This crew of six is midway through a simulated expedition on the Moon, based at the new Habitat Lunares base in Poland.
The only facility of its kind in Europe, this privately run habitat is a simulated lunar base set up in a former military airport in Pila in northwest Poland.
The crew stays on the base for two weeks at a time, physically cut off from the external world. Lunares has no windows, is run on lunar time and its occupants can leave only by venturing into an adjoining hanger, which is filled with Moon-like basalt rocks for simulated Moonwalks.
This #LunarExpedition1 is the second of four expeditions this year, lasting 15–29 August. The mission is controlled from ESA’s technical centre in Noordwijk, the Netherlands, focusing on exploring changes to the crew’s biological clocks during their stay. It performs scheduling, communicates with the base and oversees lighting inside the habitat.
“The analogue astronauts are completely cut off from external light sources. Instead, we control the base’s automated lighting systems,” explains Agata Kolodziejczyk, research fellow in ESA’s Advanced Concepts Team, who led the establishment of the habitat as part of her research into ‘time architecture’ for future off-planet bases.
“I regard Lunares as an extremely valuable new chronobiological laboratory for Europe, with full bioethical committee agreements in place, provided by the Medical University in Poznań. We’ll be checking how the participants’ subjective time perception alters with the changes we induce.
“The habitat contains an LED light system providing a shifting combination of colours throughout the day, to mimic changes in sunlight. We’re extending the length of this artificial ‘day’ to put their circadian rhythms out of alignment and induce jet lag.

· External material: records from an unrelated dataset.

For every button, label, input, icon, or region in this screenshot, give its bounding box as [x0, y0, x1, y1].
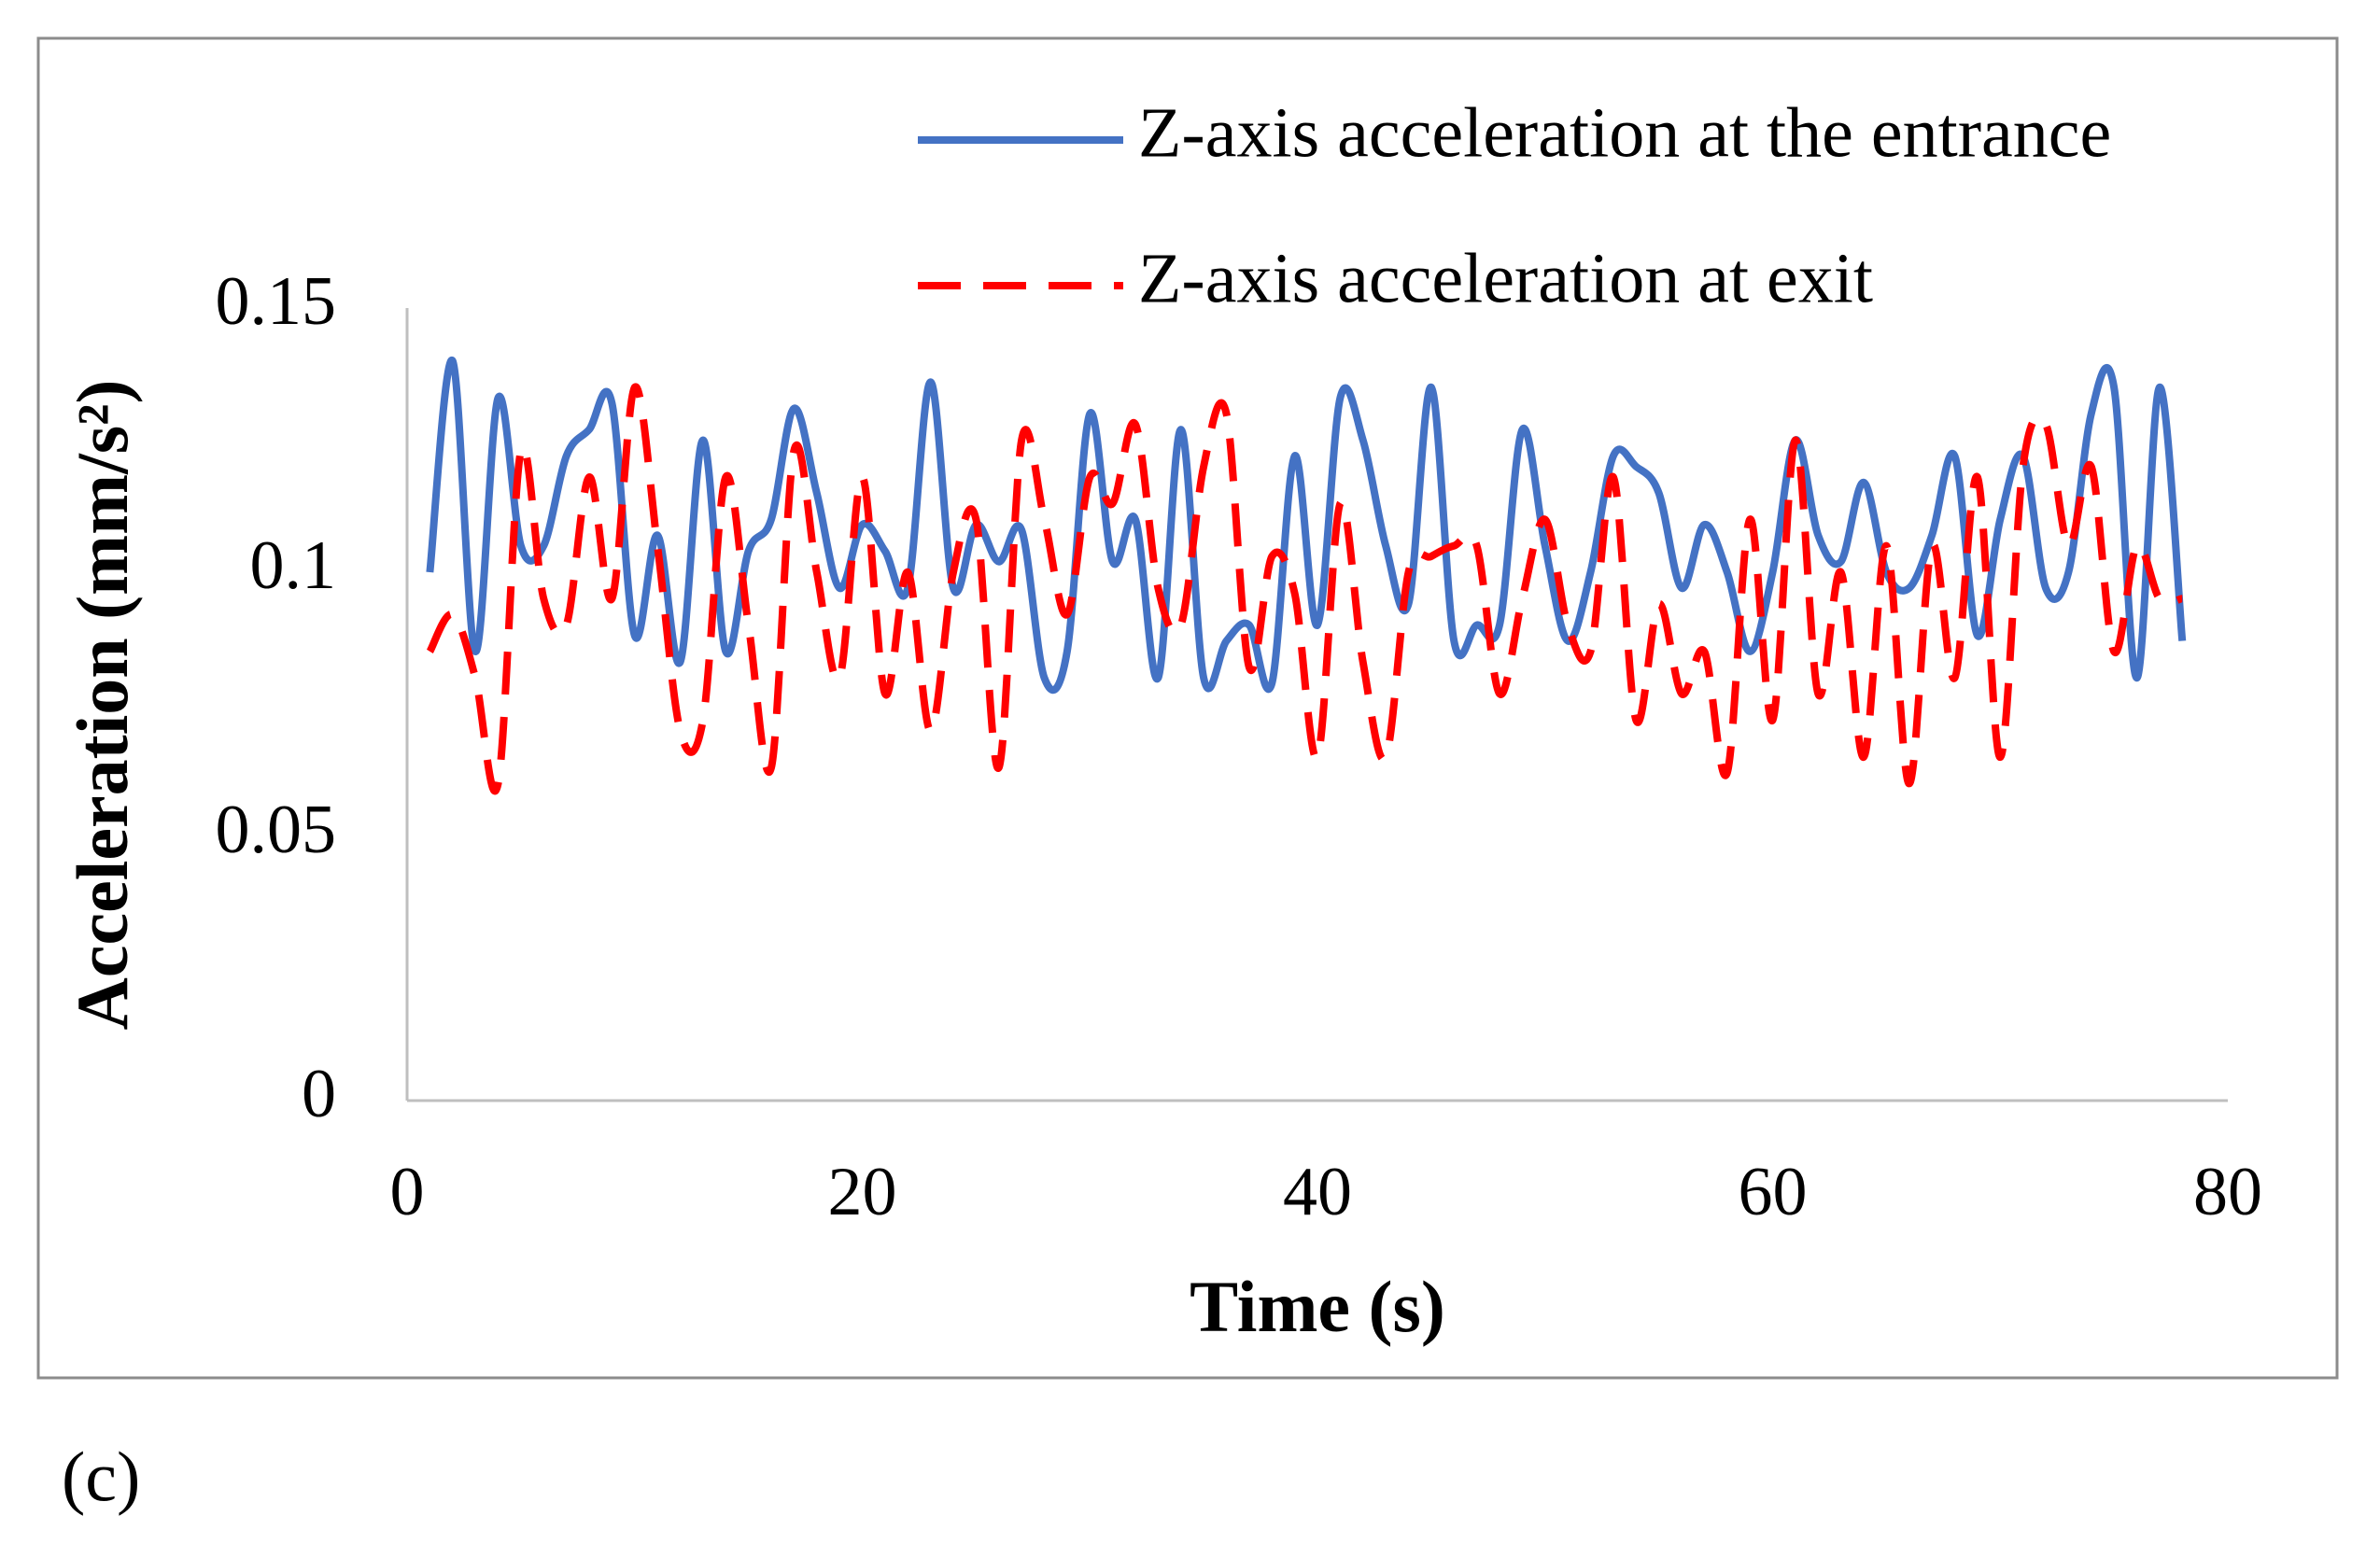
legend-label: Z-axis acceleration at the entrance — [1138, 93, 2111, 172]
x-axis-title: Time (s) — [1190, 1266, 1445, 1347]
legend-label: Z-axis acceleration at exit — [1138, 239, 1873, 317]
y-tick-label: 0.15 — [216, 263, 337, 340]
x-tick-label: 80 — [2193, 1154, 2262, 1230]
y-tick-label: 0.05 — [216, 792, 337, 868]
y-tick-label: 0 — [302, 1056, 336, 1132]
x-tick-label: 20 — [828, 1154, 897, 1230]
data-line — [426, 357, 2187, 694]
x-tick-label: 0 — [390, 1154, 425, 1230]
y-axis-title: Acceleration (mm/s²) — [62, 380, 143, 1031]
chart-frame — [36, 36, 2339, 1380]
x-tick-label: 60 — [1739, 1154, 1808, 1230]
y-tick-label: 0.1 — [250, 527, 337, 604]
data-line — [426, 383, 2184, 795]
panel-label: (c) — [62, 1438, 140, 1516]
x-tick-label: 40 — [1283, 1154, 1352, 1230]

“But we’re also testing new prototypes of ‘physiological lights’ that emit in the ultraviolet – which penetrates through the retina to the brain’s pineal gland – to see if this is sufficient to reset their body clocks.”

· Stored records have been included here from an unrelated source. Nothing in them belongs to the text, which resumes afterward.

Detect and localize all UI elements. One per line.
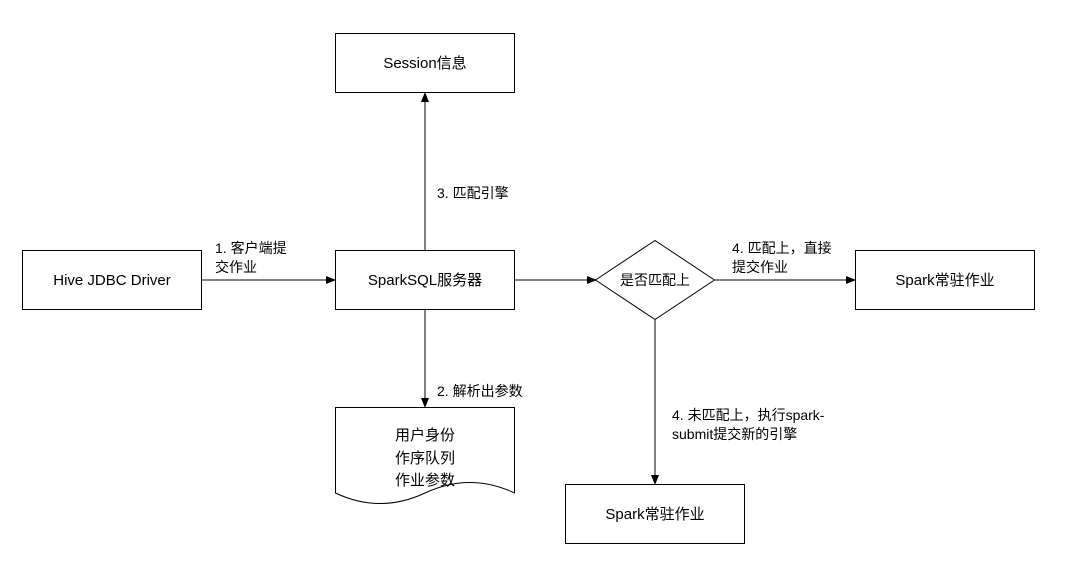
edge-label-text: 2. 解析出参数 [437,383,523,399]
edge-label-2-parse-params: 2. 解析出参数 [437,363,523,401]
node-decision-match: 是否匹配上 [595,240,715,320]
node-sparksql-server: SparkSQL服务器 [335,250,515,310]
node-session-info: Session信息 [335,33,515,93]
node-spark-resident-bottom: Spark常驻作业 [565,484,745,544]
node-label: Hive JDBC Driver [53,270,171,291]
node-label: Spark常驻作业 [605,504,704,525]
node-label: SparkSQL服务器 [368,270,482,291]
node-hive-jdbc-driver: Hive JDBC Driver [22,250,202,310]
edge-label-4-unmatched: 4. 未匹配上，执行spark- submit提交新的引擎 [672,387,824,444]
node-label: Spark常驻作业 [895,270,994,291]
edge-label-4-matched: 4. 匹配上，直接 提交作业 [732,220,832,277]
node-label: 是否匹配上 [620,270,690,290]
edge-label-3-match-engine: 3. 匹配引擎 [437,165,509,203]
edge-label-text: 4. 未匹配上，执行spark- submit提交新的引擎 [672,407,824,442]
edge-label-text: 3. 匹配引擎 [437,185,509,201]
node-label: 用户身份 作序队列 作业参数 [395,421,455,493]
node-spark-resident-right: Spark常驻作业 [855,250,1035,310]
edge-label-text: 1. 客户端提 交作业 [215,240,287,275]
node-user-params: 用户身份 作序队列 作业参数 [335,407,515,507]
edge-label-text: 4. 匹配上，直接 提交作业 [732,240,832,275]
node-label: Session信息 [383,53,466,74]
edge-label-1-submit: 1. 客户端提 交作业 [215,220,287,277]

A survey of US Space Shuttle crews found that half depended on medication to go to sleep in orbit, while other space-dwellers have reported disrupted body clocks, a condition that has been linked to various health problems. Redesigned lighting systems that fit better with human physiology should result in happier, healthier astronauts – lighting aboard the International Space Station has recently been updated for this very reason.

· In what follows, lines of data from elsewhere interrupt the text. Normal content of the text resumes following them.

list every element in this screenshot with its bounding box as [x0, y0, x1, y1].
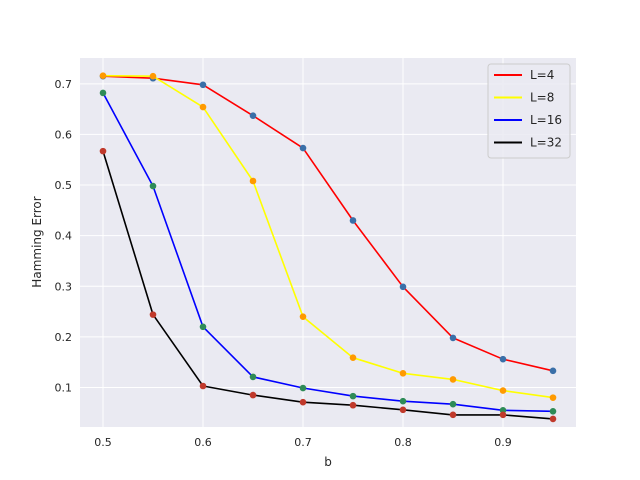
y-tick-label: 0.3	[55, 280, 73, 293]
data-point	[199, 103, 207, 111]
data-point	[349, 392, 357, 400]
data-point	[149, 311, 157, 318]
y-tick-label: 0.7	[55, 78, 73, 91]
legend-label: L=16	[530, 113, 562, 127]
data-point	[299, 313, 307, 320]
y-tick-label: 0.1	[55, 382, 73, 395]
data-point	[449, 334, 457, 342]
data-point	[249, 177, 257, 185]
legend-frame	[487, 63, 571, 159]
data-point	[349, 354, 357, 361]
data-point	[199, 81, 207, 89]
tick-labels: 0.5 0.6 0.7 0.8 0.9 0.1 0.2 0.3 0.4 0.5 0.6 0.7	[55, 78, 512, 449]
series-line	[102, 92, 554, 413]
x-tick-label: 0.5	[94, 436, 112, 449]
data-point	[199, 382, 207, 390]
data-point	[299, 384, 307, 392]
data-point	[449, 400, 457, 408]
data-point	[199, 323, 207, 331]
series-line	[102, 75, 554, 372]
data-point	[499, 411, 507, 419]
data-point	[449, 411, 457, 419]
legend: L=4 L=8 L=16 L=32	[487, 63, 571, 159]
data-point	[99, 89, 107, 97]
x-axis-label: b	[324, 455, 332, 469]
y-tick-label: 0.5	[55, 179, 73, 192]
legend-label: L=32	[530, 136, 562, 150]
data-point	[349, 401, 357, 409]
data-point	[399, 370, 407, 377]
y-tick-label: 0.2	[55, 331, 73, 344]
data-point	[399, 283, 407, 291]
x-tick-label: 0.6	[194, 436, 212, 449]
data-point	[499, 355, 507, 363]
legend-label: L=4	[530, 68, 554, 82]
data-point	[549, 367, 557, 375]
data-point	[499, 406, 507, 414]
data-point	[249, 373, 257, 381]
data-point	[549, 394, 557, 401]
y-tick-label: 0.6	[55, 128, 73, 141]
data-point	[249, 391, 257, 399]
x-tick-label: 0.9	[494, 436, 512, 449]
y-tick-label: 0.4	[55, 230, 73, 243]
data-point	[399, 397, 407, 405]
series-line	[102, 74, 554, 399]
data-point	[149, 72, 157, 80]
x-tick-label: 0.7	[294, 436, 312, 449]
data-point	[249, 112, 257, 120]
series-2	[99, 89, 557, 415]
y-axis-label: Hamming Error	[30, 196, 44, 287]
data-point	[299, 144, 307, 152]
data-point	[299, 398, 307, 406]
data-point	[549, 415, 557, 423]
data-point	[99, 147, 107, 155]
series-layer	[99, 72, 557, 423]
data-point	[549, 408, 557, 415]
x-tick-label: 0.8	[394, 436, 412, 449]
series-3	[99, 147, 557, 423]
legend-label: L=8	[530, 91, 554, 105]
data-point	[449, 376, 457, 383]
series-line	[102, 150, 554, 420]
data-point	[149, 182, 157, 190]
data-point	[349, 217, 357, 224]
data-point	[399, 406, 407, 414]
data-point	[99, 72, 107, 80]
data-point	[499, 387, 507, 394]
series-1	[99, 72, 557, 401]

In parallel, more than 20 other experiments are also under way. ESA and the International Lunar Exploration Working Group supplied the ExoGeoLab lander plus a telescope for use during simulated Moonwalks.
Polish ESA Young Graduate Trainee Mateusz Kraiński has also built a rover and simulator system in his free time. This Netherlands-based rover is being controlled remotely by the crew from Poland.
Seen top row left to right: vice-commander Mariusz Słonina, communication officer Dorota Budzyń; astrobiologist Joanna Kuźma. Bottom row left to right: medical officer Matt Harasymczuk; biomedical engineer Grzegorz Ambroszkiewicz, commander Piotrek Konorski.